As for the band’s history, I have only just begun trying to read through their 30th anniversary publication which includes dialogue between Wajima and Suzuki giving a play by play recount of the making of each of the band’s 21 albums. From Wikipedia, I have learned that the band formed with Wajima and Suzuki in 1987 when soon after Kamidate became the essential third member. Actually, Wajima and Suzuki knew each other from high school and regularly visited a music saloon. It was there that they introduced to each other a song they had each written. Wajima’s was “Tetsugoshi Mokushi-roku (Apocalypse of the Iron Grill)”, and Suzuki offered a track called “Demon” (which, I wonder, could possibly be the song “Oni” from the “Shura Bayashi” album in 2003). After graduation from university, the two met up and first joined a hard rock outfit called Shiné Shiné Dan before setting off to form Ningen Isu. The name comes from the title of a short story by Ranpo Edogawa.
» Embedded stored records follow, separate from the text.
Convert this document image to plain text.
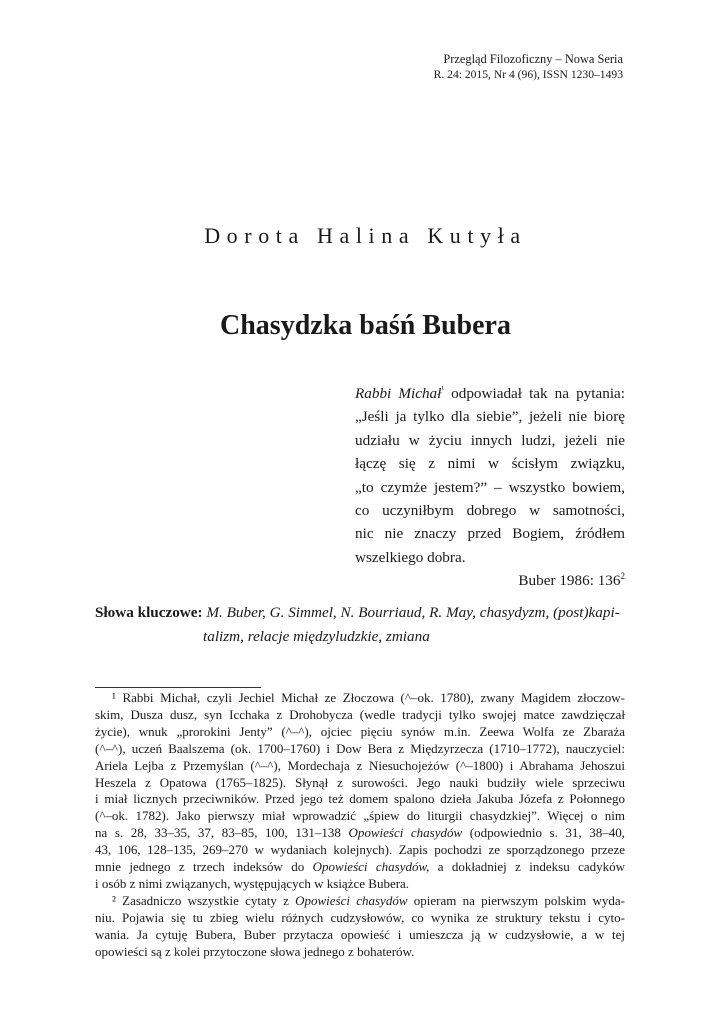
Przegląd Filozoficzny – Nowa Seria
R. 24: 2015, Nr 4 (96), ISSN 1230–1493
Dorota Halina Kutyła
Chasydzka baśń Bubera
Rabbi Michał$^{^1}$ odpowiadał tak na pytania:
„Jeśli ja tylko dla siebie”, jeżeli nie biorę
udziału w życiu innych ludzi, jeżeli nie
łączę się z nimi w ścisłym związku,
„to czymże jestem?” – wszystko bowiem,
co uczyniłbym dobrego w samotności,
nic nie znaczy przed Bogiem, źródłem
wszelkiego dobra.
Buber 1986: $136^2$
Słowa kluczowe: M. Buber, G. Simmel, N. Bourriaud, R. May, chasydyzm, (post)kapi-
talizm, relacje międzyludzkie, zmiana
¹ Rabbi Michał, czyli Jechiel Michał ze Złoczowa (^–ok. 1780), zwany Magidem złoczow-
skim, Dusza dusz, syn Icchaka z Drohobycza (wedle tradycji tylko swojej matce zawdzięczał
życie), wnuk „prorokini Jenty” (^–^), ojciec pięciu synów m.in. Zeewa Wolfa ze Zbaraża
(^–^), uczeń Baalszema (ok. 1700–1760) i Dow Bera z Międzyrzecza (1710–1772), nauczyciel:
Ariela Lejba z Przemyślan (^–^), Mordechaja z Niesuchojeżów (^–1800) i Abrahama Jehoszui
Heszela z Opatowa (1765–1825). Słynął z surowości. Jego nauki budziły wiele sprzeciwu
i miał licznych przeciwników. Przed jego też domem spalono dzieła Jakuba Józefa z Połonnego
(^–ok. 1782). Jako pierwszy miał wprowadzić „śpiew do liturgii chasydzkiej”. Więcej o nim
na s. 28, 33–35, 37, 83–85, 100, 131–138 Opowieści chasydów (odpowiednio s. 31, 38–40,
43, 106, 128–135, 269–270 w wydaniach kolejnych). Zapis pochodzi ze sporządzonego przeze
mnie jednego z trzech indeksów do Opowieści chasydów, a dokładniej z indeksu cadyków
i osób z nimi związanych, występujących w książce Bubera.
² Zasadniczo wszystkie cytaty z Opowieści chasydów opieram na pierwszym polskim wyda-
niu. Pojawia się tu zbieg wielu różnych cudzysłowów, co wynika ze struktury tekstu i cyto-
wania. Ja cytuję Bubera, Buber przytacza opowieść i umieszcza ją w cudzysłowie, a w tej
opowieści są z kolei przytoczone słowa jednego z bohaterów.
The book is chock full of information you won’t find on the English Wikipedia page or on the band’s English page of their web site. What I learned most recently was that the atmosphere in the band after the third album, “Ougon no Yoake (The Golden Dawn)” was not very good. Still poor, the band shared rooms when they travelled, and the album sales were declining with each new release. Ningen Isu had done very well as an indies band and had been the darlings of the TV show “Ikasu!! Band no Tengoku (Cool!! Band Heaven)”. But each new release sold less than the previous. Kamidate, who was older than the other two, was not pleased with the way things were going and parted ways with Wajima and Suzuki. Suzuki participated in a glam rock festival dressed as Gene Simmons, if I got that bit right, and met Masahiro Goto there. Suzuki asked him to do an album with the band and Goto obliged.
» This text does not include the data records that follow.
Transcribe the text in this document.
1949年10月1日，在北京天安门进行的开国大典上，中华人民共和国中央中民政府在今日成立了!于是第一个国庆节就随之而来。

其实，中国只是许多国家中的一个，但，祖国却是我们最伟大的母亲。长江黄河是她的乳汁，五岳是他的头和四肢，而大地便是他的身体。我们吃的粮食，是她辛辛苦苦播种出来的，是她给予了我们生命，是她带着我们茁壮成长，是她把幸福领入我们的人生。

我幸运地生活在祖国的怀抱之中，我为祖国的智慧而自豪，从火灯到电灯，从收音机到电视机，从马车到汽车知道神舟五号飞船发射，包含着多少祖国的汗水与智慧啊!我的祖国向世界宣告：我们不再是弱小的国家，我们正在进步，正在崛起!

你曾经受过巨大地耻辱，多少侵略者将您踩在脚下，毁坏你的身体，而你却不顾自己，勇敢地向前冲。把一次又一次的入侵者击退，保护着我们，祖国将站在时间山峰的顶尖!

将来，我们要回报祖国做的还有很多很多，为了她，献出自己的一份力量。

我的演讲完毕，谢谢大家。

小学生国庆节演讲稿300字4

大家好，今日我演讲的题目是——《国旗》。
They first contacted Tony Iommi to produce it, but with compliments on their music, he had to decline because of his own busy schedule. They next asked Gene Simmons who agreed to do the job if they’d pay him 2 million yen (about $20,000). Ningen Isu declined on account of not having that much money. Though a track from the album was used by the Aomori Tourism Bureau and a non-album instrumental was used for a Honda bike commercial, the fourth album “Rashomon” didn’t sell much either. Their label, Meldac, released a compilation album of songs from their first four albums with the Meldac lable – “Ningen Shikkaku”, “Sakura-no-Mori-no-Mankai-no-Shita”, “Ougon no Yoake”, and “Rashomon” – and after that, Ningen Isu’s contract with Meldac expired.

Ningen Isu’s musical trajectory over the 30 years can be briefly described here. They began as a retro-sound, early seventies heavy rock band but rather swiftly became a terrific heavy prog rock band by their third album, “Ougon no Yoake”. The later half of the 90’s was spent exploring more variety, dipping into hard rock, heavy psych, and heavy prog, with traces of Japanese folk. From 2000 to 2008, Ningen Isu’s sound went more towards the modern day, heavy alternative band, but there was always room for some metal parts as well. Then they gradually became heavier until 2010. The last five albums, they have been at their heaviest yet and sound like a proper heavy metal band.
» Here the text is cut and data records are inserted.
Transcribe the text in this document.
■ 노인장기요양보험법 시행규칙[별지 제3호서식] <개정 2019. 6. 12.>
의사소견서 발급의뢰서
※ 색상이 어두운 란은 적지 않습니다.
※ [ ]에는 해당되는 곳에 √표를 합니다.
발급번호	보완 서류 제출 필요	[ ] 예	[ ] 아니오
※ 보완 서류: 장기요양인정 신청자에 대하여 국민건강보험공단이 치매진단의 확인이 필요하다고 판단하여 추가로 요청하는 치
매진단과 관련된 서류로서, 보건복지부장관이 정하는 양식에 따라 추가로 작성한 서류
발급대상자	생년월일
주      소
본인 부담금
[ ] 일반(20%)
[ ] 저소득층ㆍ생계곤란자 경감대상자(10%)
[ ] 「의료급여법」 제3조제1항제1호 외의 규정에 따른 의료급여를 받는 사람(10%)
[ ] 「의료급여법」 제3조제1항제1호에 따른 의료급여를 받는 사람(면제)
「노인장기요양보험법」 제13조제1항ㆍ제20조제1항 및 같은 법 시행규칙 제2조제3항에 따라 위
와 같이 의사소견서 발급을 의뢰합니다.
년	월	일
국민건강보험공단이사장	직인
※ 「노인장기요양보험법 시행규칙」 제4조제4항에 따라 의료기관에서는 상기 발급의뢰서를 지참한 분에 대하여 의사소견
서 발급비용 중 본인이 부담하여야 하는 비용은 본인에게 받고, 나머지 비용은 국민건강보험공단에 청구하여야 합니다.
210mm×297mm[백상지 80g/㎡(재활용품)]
I’ll hopefully have something of interest to add for every album, and that might just be a post for a future date. I’m thinking maybe to write a short bit for each album and select perhaps three songs that stand out for me and explain why they do. For now, I have made two videos for Music Is A Journey about Ningen Isu, one general video about the band’s history and albums and another about their compilation albums. I’m also responsible for getting the discography up on MetalMusicArchives, which I am still working on.

2 thoughts on “Pull Up a Chair for Ningen Isu

  1. Gerald Belanger says:

    What brand of Bass does Ken-ichi play ?

    • tsubakuro says:

      Hi, Gerald! Very sorry for the late reply. I’ve been away from the site for some time.

      Kenichi Suzuki plays a BC Rich Eagle bass guitar. That’s the light brownish one you see him with these days. I’m not sure if he’s always used BC Rich bass guitars.